Paul Jones's Funeral
THE CONTRIBUTORS’ CLUB.
IT is just a hundred years since Paul Jones entered on the fifth act, a mute and inglorious one, of his life drama. He arrived in Paris in the winter of 1789-90. In the previous year he had gone to St. Petersburg. There he was introduced by Ségur, the French ambassador, a fellow-member of the order of Cincinnatus, to the Empress Catherine, and was appointed rear-admiral in the Russian navy, much to the annoyance of the English officers, who were with difficulty deterred from resigning. He was sent out of their way to the Black Sea, where he helped to defeat the Turkish squadron. On his return to St. Petersburg, Russian jealousy led to a girl being suborned to accuse him of immorality ; he was forbidden the court, and was boycotted by fashionable society. The truth soon came to light, and Jones received full reparation ; but he had had enough of a country where a man’s reputation could be thus blasted, and, receiving ostensible leave of absence, together with a pension, he went in the autumn of 1789 to Vienna.
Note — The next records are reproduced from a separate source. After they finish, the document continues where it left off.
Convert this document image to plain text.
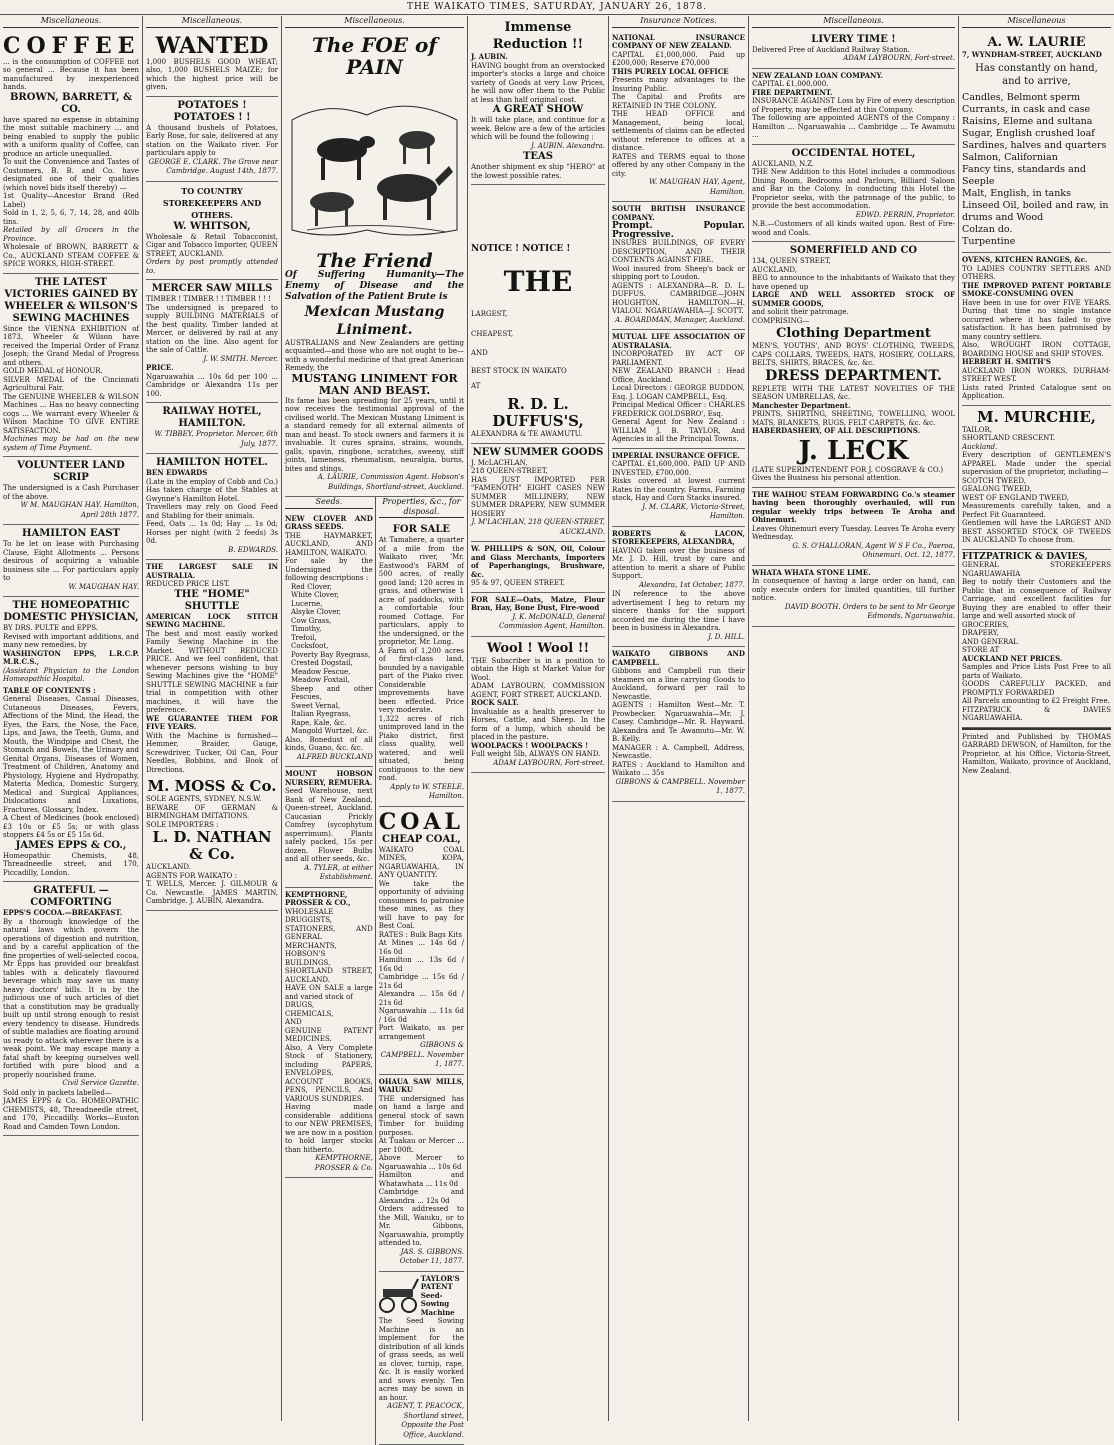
THE WAIKATO TIMES, SATURDAY, JANUARY 26, 1878.
Miscellaneous.
COFFEE
... is the consumption of COFFEE not so general ... Because it has been manufactured by inexperienced hands.
BROWN, BARRETT, & CO.
have spared no expense in obtaining the most suitable machinery ... and being enabled to supply the public with a uniform quality of Coffee, can produce an article unequalled.
To suit the Convenience and Tastes of Customers, B. B. and Co. have designated one of their qualities (which novel bids itself thereby) —
1st Quality—Ancestor Brand (Red Label)
Sold in 1, 2, 5, 6, 7, 14, 28, and 40lb tins.
Retailed by all Grocers in the Province.
Wholesale of BROWN, BARRETT & Co., AUCKLAND STEAM COFFEE & SPICE WORKS, HIGH-STREET.
THE LATEST VICTORIES GAINED BY WHEELER & WILSON'S SEWING MACHINES
Since the VIENNA EXHIBITION of 1873, Wheeler & Wilson have received the Imperial Order of Franz Joseph; the Grand Medal of Progress and others.
GOLD MEDAL of HONOUR.
SILVER MEDAL of the Cincinnati Agricultural Fair.
The GENUINE WHEELER & WILSON Machines ... Has no heavy connecting cogs ... We warrant every Wheeler & Wilson Machine TO GIVE ENTIRE SATISFACTION.
Machines may be had on the new system of Time Payment.
VOLUNTEER LAND SCRIP
The undersigned is a Cash Purchaser of the above.
W M. MAUGHAN HAY. Hamilton, April 28th 1877.
HAMILTON EAST
To be let on lease with Purchasing Clause, Eight Allotments ... Persons desirous of acquiring a valuable business site ... For particulars apply to
W. MAUGHAN HAY.
THE HOMEOPATHIC DOMESTIC PHYSICIAN,
BY DRS. PULTE and EPPS.
Revised with important additions, and many new remedies, by
WASHINGTON EPPS, L.R.C.P. M.R.C.S.,
(Assistant Physician to the London Homeopathic Hospital.
TABLE OF CONTENTS :
General Diseases, Casual Diseases, Cutaneous Diseases, Fevers, Affections of the Mind, the Head, the Eyes, the Ears, the Nose, the Face, Lips, and Jaws, the Teeth, Gums, and Mouth, the Windpipe and Chest, the Stomach and Bowels, the Urinary and Genital Organs, Diseases of Women, Treatment of Children, Anatomy and Physiology, Hygiene and Hydropathy, Materia Medica, Domestic Surgery, Medical and Surgical Appliances, Dislocations and Luxations, Fractures, Glossary, Index.
A Chest of Medicines (book enclosed) £3 10s or £5 5s; or with glass stoppers £4 5s or £5 15s 6d.
JAMES EPPS & CO.,
Homeopathic Chemists, 48, Threadneedle street, and 170, Piccadilly, London.
GRATEFUL — COMFORTING
EPPS'S COCOA.—BREAKFAST.
By a thorough knowledge of the natural laws which govern the operations of digestion and nutrition, and by a careful application of the fine properties of well-selected cocoa, Mr Epps has provided our breakfast tables with a delicately flavoured beverage which may save us many heavy doctors' bills. It is by the judicious use of such articles of diet that a constitution may be gradually built up until strong enough to resist every tendency to disease. Hundreds of subtle maladies are floating around us ready to attack wherever there is a weak point. We may escape many a fatal shaft by keeping ourselves well fortified with pure blood and a properly nourished frame.
Civil Service Gazette.
Sold only in packets labelled—
JAMES EPPS & Co. HOMEOPATHIC CHEMISTS, 48, Threadneedle street, and 170, Piccadilly. Works—Euston Road and Camden Town London.
Miscellaneous.
WANTED
1,000 BUSHELS GOOD WHEAT; also, 1,000 BUSHELS MAIZE; for which the highest price will be given.
POTATOES ! POTATOES ! !
A thousand bushels of Potatoes, Early Rose, for sale, delivered at any station on the Waikato river. For particulars apply to
GEORGE E. CLARK. The Grove near Cambridge. August 14th, 1877.
TO COUNTRY STOREKEEPERS AND OTHERS.
W. WHITSON,
Wholesale & Retail Tobacconist, Cigar and Tobacco Importer, QUEEN STREET, AUCKLAND.
Orders by post promptly attended to.
MERCER SAW MILLS
TIMBER ! TIMBER ! ! TIMBER ! ! !
The undersigned is prepared to supply BUILDING MATERIALS of the best quality. Timber landed at Mercer, or delivered by rail at any station on the line. Also agent for the sale of Cattle.
J. W. SMITH. Mercer.
PRICE.
Ngaruawahia ... 10s 6d per 100 ... Cambridge or Alexandra 11s per 100.
RAILWAY HOTEL, HAMILTON.
W. TIBBEY, Proprietor. Mercer, 6th July, 1877.
HAMILTON HOTEL.
BEN EDWARDS
(Late in the employ of Cobb and Co.) Has taken charge of the Stables at Gwynne's Hamilton Hotel.
Travellers may rely on Good Feed and Stabling for their animals.
Feed, Oats ... 1s 0d; Hay ... 1s 0d; Horses per night (with 2 feeds) 3s 0d.
B. EDWARDS.
THE LARGEST SALE IN AUSTRALIA.
REDUCED PRICE LIST.
THE "HOME" SHUTTLE
AMERICAN LOCK STITCH SEWING MACHINE.
The best and most easily worked Family Sewing Machine in the Market. WITHOUT REDUCED PRICE. And we feel confident, that whenever persons wishing to buy Sewing Machines give the "HOME" SHUTTLE SEWING MACHINE a fair trial in competition with other machines, it will have the preference.
WE GUARANTEE THEM FOR FIVE YEARS.
With the Machine is furnished—Hemmer, Braider, Gauge, Screwdriver, Tucker, Oil Can, Four Needles, Bobbins, and Book of Directions.
M. MOSS & Co.
SOLE AGENTS, SYDNEY, N.S.W.
BEWARE OF GERMAN & BIRMINGHAM IMITATIONS.
SOLE IMPORTERS :
L. D. NATHAN & Co.
AUCKLAND.
AGENTS FOR WAIKATO :
T. WELLS, Mercer. J. GILMOUR & Co. Newcastle. JAMES MARTIN, Cambridge. J. AUBIN, Alexandra.
Miscellaneous.
The FOE of PAIN
The Friend
Of Suffering Humanity—The Enemy of Disease and the Salvation of the Patient Brute is
Mexican Mustang Liniment.
AUSTRALIANS and New Zealanders are getting acquainted—and those who are not ought to be—with a wonderful medicine of that great American Remedy, the
MUSTANG LINIMENT FOR MAN AND BEAST.
Its fame has been spreading for 25 years, until it now receives the testimonial approval of the civilised world. The Mexican Mustang Liniment is a standard remedy for all external ailments of man and beast. To stock owners and farmers it is invaluable. It cures sprains, strains, wounds, galls, spavin, ringbone, scratches, sweeny, stiff joints, lameness, rheumatism, neuralgia, burns, bites and stings.
A. LAURIE, Commission Agent. Hobson's Buildings, Shortland-street, Auckland.
Seeds.
NEW CLOVER AND GRASS SEEDS.
THE HAYMARKET, AUCKLAND, AND HAMILTON, WAIKATO.
For sale by the Undersigned the following descriptions :
Red Clover,
White Clover,
Lucerne,
Alsyke Clover,
Cow Grass,
Timothy,
Trefoil,
Cocksfoot,
Poverty Bay Ryegrass,
Crested Dogstail,
Meadow Fescue,
Meadow Foxtail,
Sheep and other Fescues,
Sweet Vernal,
Italian Ryegrass,
Rape, Kale, &c.
Mangold Wurtzel, &c.
Also, Bonedust of all kinds, Guano, &c. &c.
ALFRED BUCKLAND
MOUNT HOBSON NURSERY, REMUERA.
Seed Warehouse, next Bank of New Zealand, Queen-street, Auckland. Caucasian Prickly Comfrey (sycophytum asperrimum). Plants safely packed, 15s per dozen. Flower Bulbs and all other seeds, &c.
A. TYLER, at either Establishment.
KEMPTHORNE, PROSSER & CO.,
WHOLESALE DRUGGISTS, STATIONERS, AND GENERAL MERCHANTS,
HOBSON'S BUILDINGS, SHORTLAND STREET, AUCKLAND.
HAVE ON SALE a large and varied stock of
DRUGS,
CHEMICALS,
AND
GENUINE PATENT MEDICINES.
Also, A Very Complete Stock of Stationery, including PAPERS, ENVELOPES, ACCOUNT BOOKS, PENS, PENCILS, And VARIOUS SUNDRIES.
Having made considerable additions to our NEW PREMISES, we are now in a position to hold larger stocks than hitherto.
KEMPTHORNE, PROSSER & Co.
Properties, &c., for disposal.
FOR SALE
At Tamahere, a quarter of a mile from the Waikato river, 'Mr. Eastwood's FARM of 500 acres, of really good land; 120 acres in grass, and otherwise 1 acre of paddocks, with a comfortable four roomed Cottage. For particulars, apply to the undersigned, or the proprietor, Mr. Long.
A Farm of 1,200 acres of first-class land, bounded by a navigable part of the Piako river. Considerable improvements have been effected. Price very moderate.
1,322 acres of rich unimproved land in the Piako district, first class quality, well watered, and well situated, being contiguous to the new road.
Apply to W. STEELE, Hamilton.
COAL
CHEAP COAL,
WAIKATO COAL MINES, KOPA, NGARUAWAHIA, IN ANY QUANTITY.
We take the opportunity of advising consumers to patronise these mines, as they will have to pay for Best Coal.
RATES : Bulk Bags Kits
At Mines ... 14s 6d / 16s 0d
Hamilton ... 13s 6d / 16s 0d
Cambridge ... 15s 6d / 21s 6d
Alexandra ... 15s 6d / 21s 6d
Ngaruawahia ... 11s 6d / 16s 0d
Port Waikato, as per arrangement
GIBBONS & CAMPBELL. November 1, 1877.
OHAUA SAW MILLS, WAIUKU
THE undersigned has on hand a large and general stock of sawn Timber for building purposes.
At Tuakau or Mercer ... per 100ft.
Above Mercer to Ngaruawahia ... 10s 6d
Hamilton and Whatawhata ... 11s 0d
Cambridge and Alexandra ... 12s 0d
Orders addressed to the Mill, Waiuku, or to Mr. Gibbons, Ngaruawahia, promptly attended to.
JAS. S. GIBBONS. October 11, 1877.
TAYLOR'S PATENT Seed-Sowing Machine
The Seed Sowing Machine is an implement for the distribution of all kinds of grass seeds, as well as clover, turnip, rape, &c. It is easily worked and sows evenly. Ten acres may be sown in an hour.
AGENT, T. PEACOCK, Shortland street, Opposite the Post Office, Auckland.
Immense Reduction !!
J. AUBIN.
HAVING bought from an overstocked importer's stocks a large and choice variety of Goods at very Low Prices, he will now offer them to the Public at less than half original cost.
A GREAT SHOW
It will take place, and continue for a week. Below are a few of the articles which will be found the following :
J. AUBIN. Alexandra.
TEAS
Another shipment ex ship "HERO" at the lowest possible rates.
NOTICE ! NOTICE !
THE
LARGEST,
CHEAPEST,
AND
BEST STOCK IN WAIKATO
AT
R. D. L. DUFFUS'S,
ALEXANDRA & TE AWAMUTU.
NEW SUMMER GOODS
J. McLACHLAN,
218 QUEEN-STREET,
HAS JUST IMPORTED PER "FAMENOTH" EIGHT CASES NEW SUMMER MILLINERY, NEW SUMMER DRAPERY, NEW SUMMER HOSIERY
J. M'LACHLAN, 218 QUEEN-STREET, AUCKLAND.
W. PHILLIPS & SON, Oil, Colour and Glass Merchants, Importers of Paperhangings, Brushware, &c.
95 & 97, QUEEN STREET.
FOR SALE—Oats, Maize, Flour Bran, Hay, Bone Dust, Fire-wood
J. K. McDONALD, General Commission Agent, Hamilton.
Wool ! Wool !!
THE Subscriber is in a position to obtain the High st Market Value for Wool.
ADAM LAYBOURN, COMMISSION AGENT, FORT STREET, AUCKLAND.
ROCK SALT.
Invaluable as a health preserver to Horses, Cattle, and Sheep. In the form of a lump, which should be placed in the pasture.
WOOLPACKS ! WOOLPACKS !
Full weight 5lb, ALWAYS ON HAND.
ADAM LAYBOURN, Fort-street.
Insurance Notices.
NATIONAL INSURANCE COMPANY OF NEW ZEALAND.
CAPITAL £1,000,000. Paid up £200,000; Reserve £70,000
THIS PURELY LOCAL OFFICE
Presents many advantages to the Insuring Public.
The Capital and Profits are RETAINED IN THE COLONY.
THE HEAD OFFICE and Management, being local, settlements of claims can be effected without reference to offices at a distance.
RATES and TERMS equal to those offered by any other Company in the city.
W. MAUGHAN HAY, Agent, Hamilton.
SOUTH BRITISH INSURANCE COMPANY.
Prompt. Popular. Progressive.
INSURES BUILDINGS, OF EVERY DESCRIPTION, AND THEIR CONTENTS AGAINST FIRE.
Wool insured from Sheep's back or shipping port to Loudon.
AGENTS : ALEXANDRA—R. D. L. DUFFUS. CAMBRIDGE—JOHN HOUGHTON. HAMILTON—H. VIALOU. NGARUAWAHIA—J. SCOTT.
A. BOARDMAN, Manager, Auckland.
MUTUAL LIFE ASSOCIATION OF AUSTRALASIA.
INCORPORATED BY ACT OF PARLIAMENT.
NEW ZEALAND BRANCH : Head Office, Auckland.
Local Directors : GEORGE BUDDON, Esq. J. LOGAN CAMPBELL, Esq.
Principal Medical Officer : CHARLES FREDERICK GOLDSBRO', Esq.
General Agent for New Zealand : WILLIAM J. B. TAYLOR, And Agencies in all the Principal Towns.
IMPERIAL INSURANCE OFFICE.
CAPITAL £1,600,000. PAID UP AND INVESTED, £700,000.
Risks covered at lowest current Rates in the country. Farms, Farming stock, Hay and Corn Stacks insured.
J. M. CLARK, Victoria-Street, Hamilton.
ROBERTS & LACON, STOREKEEPERS, ALEXANDRA,
HAVING taken over the business of Mr. J. D. Hill, trust by care and attention to merit a share of Public Support.
Alexandra, 1st October, 1877.
IN reference to the above advertisement I beg to return my sincere thanks for the support accorded me during the time I have been in business in Alexandra.
J. D. HILL.
WAIKATO GIBBONS AND CAMPBELL.
Gibbons and Campbell run their steamers on a line carrying Goods to Auckland, forward per rail to Newcastle.
AGENTS : Hamilton West—Mr. T. Prowbecker. Ngaruawahia—Mr. J. Casey. Cambridge—Mr. R. Hayward. Alexandra and Te Awamutu—Mr. W. B. Kelly.
MANAGER : A. Campbell, Address, Newcastle.
RATES : Auckland to Hamilton and Waikato ... 35s
GIBBONS & CAMPBELL. November 1, 1877.
Miscellaneous.
LIVERY TIME !
Delivered Free of Auckland Railway Station.
ADAM LAYBOURN, Fort-street.
NEW ZEALAND LOAN COMPANY.
CAPITAL £1,000,000.
FIRE DEPARTMENT.
INSURANCE AGAINST Loss by Fire of every description of Property, may be effected at this Company.
The following are appointed AGENTS of the Company : Hamilton ... Ngaruawahia ... Cambridge ... Te Awamutu ...
OCCIDENTAL HOTEL,
AUCKLAND, N.Z.
THE New Addition to this Hotel includes a commodious Dining Room, Bedrooms and Parlours, Billiard Saloon and Bar in the Colony. In conducting this Hotel the Proprietor seeks, with the patronage of the public, to provide the best accommodation.
EDWD. PERRIN, Proprietor.
N.B.—Customers of all kinds waited upon. Best of Fire-wood and Coals.
SOMERFIELD AND CO
134, QUEEN STREET,
AUCKLAND,
BEG to announce to the inhabitants of Waikato that they have opened up
LARGE AND WELL ASSORTED STOCK OF SUMMER GOODS,
and solicit their patronage.
COMPRISING—
Clothing Department
MEN'S, YOUTHS', AND BOYS' CLOTHING, TWEEDS, CAPS COLLARS, TWEEDS, HATS, HOSIERY, COLLARS, BELTS, SHIRTS, BRACES, &c. &c.
DRESS DEPARTMENT.
REPLETE WITH THE LATEST NOVELTIES OF THE SEASON UMBRELLAS, &c.
Manchester Department.
PRINTS, SHIRTING, SHEETING, TOWELLING, WOOL MATS, BLANKETS, RUGS, FELT CARPETS, &c. &c.
HABERDASHERY, OF ALL DESCRIPTIONS.
J. LECK
(LATE SUPERINTENDENT FOR J. COSGRAVE & CO.)
Gives the Business his personal attention.
THE WAIHOU STEAM FORWARDING Co.'s steamer having been thoroughly overhauled, will run regular weekly trips between Te Aroha and Ohinemuri.
Leaves Ohinemuri every Tuesday. Leaves Te Aroha every Wednesday.
G. S. O'HALLORAN, Agent W S F Co., Paeroa, Ohinemuri. Oct. 12, 1877.
WHATA WHATA STONE LIME.
In consequence of having a large order on hand, can only execute orders for limited quantities, till further notice.
DAVID BOOTH. Orders to be sent to Mr George Edmonds, Ngaruawahia.
Miscellaneous
A. W. LAURIE
7, WYNDHAM-STREET, AUCKLAND
Has constantly on hand,
and to arrive,
Candles, Belmont sperm
Currants, in cask and case
Raisins, Eleme and sultana
Sugar, English crushed loaf
Sardines, halves and quarters
Salmon, Californian
Fancy tins, standards and Seeple
Malt, English, in tanks
Linseed Oil, boiled and raw, in drums and Wood
Colzan do.
Turpentine
OVENS, KITCHEN RANGES, &c.
TO LADIES COUNTRY SETTLERS AND OTHERS.
THE IMPROVED PATENT PORTABLE SMOKE-CONSUMING OVEN
Have been in use for over FIVE YEARS. During that time no single instance occurred where it has failed to give satisfaction. It has been patronised by many country settlers.
Also, WROUGHT IRON COTTAGE, BOARDING HOUSE and SHIP STOVES.
HERBERT H. SMITH'S
AUCKLAND IRON WORKS, DURHAM-STREET WEST.
Lists rated Printed Catalogue sent on Application.
M. MURCHIE,
TAILOR,
SHORTLAND CRESCENT.
Auckland.
Every description of GENTLEMEN'S APPAREL Made under the special supervision of the proprietor, including—
SCOTCH TWEED,
GEALONG TWEED,
WEST OF ENGLAND TWEED,
Measurements carefully taken, and a Perfect Fit Guaranteed.
Gentlemen will have the LARGEST AND BEST ASSORTED STOCK OF TWEEDS IN AUCKLAND To choose from.
FITZPATRICK & DAVIES,
GENERAL STOREKEEPERS NGARUAWAHIA
Beg to notify their Customers and the Public that in consequence of Railway Carriage, and excellent facilities for Buying they are enabled to offer their large and well assorted stock of
GROCERIES,
DRAPERY,
AND GENERAL
STORE AT
AUCKLAND NET PRICES.
Samples and Price Lists Post Free to all parts of Waikato.
GOODS CAREFULLY PACKED, and PROMPTLY FORWARDED
All Parcels amounting to £2 Freight Free.
FITZPATRICK & DAVIES NGARUAWAHIA.
Printed and Published by THOMAS GARRARD DEWSON, of Hamilton, for the Proprietor, at his Office, Victoria-Street, Hamilton, Waikato, province of Auckland, New Zealand.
There, however, he found no opening, for Austria had no navy to speak of, and he went on to Paris. But he had no sympathy with the Revolution, nor the Revolution with him, and in lieu of the ovation which greeted him in 1780 he found himself ignored. He died July 18, 1792. Gouverneur Morris describes his illness and death, but neither Morris nor any biographer gives the funeral register. The original document was destroyed in 1871, when the Commune set fire to the Hôtel de Ville, with all its records of Parisian interments ; but, fortunately, a copy of it had been taken by Mr. Charles Read, a French antiquary of Scotch extraction, and published by him in the Correspondance Littéraire of 1859. It reads as follows : —
“ This day, 20th July, year 4 of liberty, at 8 o’clock in tlie evening, conformably to the decree of the National Assembly of yesterday, in presence of a deputation from the said Assembly, consisting of MM. Brun, president of the deputation, Bravet, Cambon, Rouyer, Brival, Deydier, Gay-Vernon, episcopal vicar of the department of Loir et Cher, Caulier, Petit, Le Josne, Robeaume, and another deputation from the consistory of the Protestants of Paris, consisting of MM. Marron, pasteur, Perreaux, Binard, Monquin, and Empaytaz, elders, was buried in the cemetery of foreign Protestants John Paul Jones, native of England and citizen of the United States of America, commodore in the service of the said States, aged 45 years, deceased the 18th of this month, at his house situate Rue de Tournon No. 42. in consequence of dropsy in the chest, in the sentiments of the Protestant religion. The said interment was made also in the presence of us, Francois Pierre Simonneau, king’s commissary in that behalf, and commissary of police of the section Ponceau, MM, Samuel Blackden, colonel of dragoons in tlie service of the United States of America, S. James Col. Mountflorence [sic], ex-major in the service of the State of North Carolina and citizen of the United States of America, Marie Jean Baptiste Benoist Beaupoil, exFrench officer living at Paris, Passage des Petits Pères No. 7, and Louis Nicolas Villeminot, officer commanding the detachment of gendarmerie grenadiers which escorted the deputation from the Assembly, and of other witnesses who have signed with us.”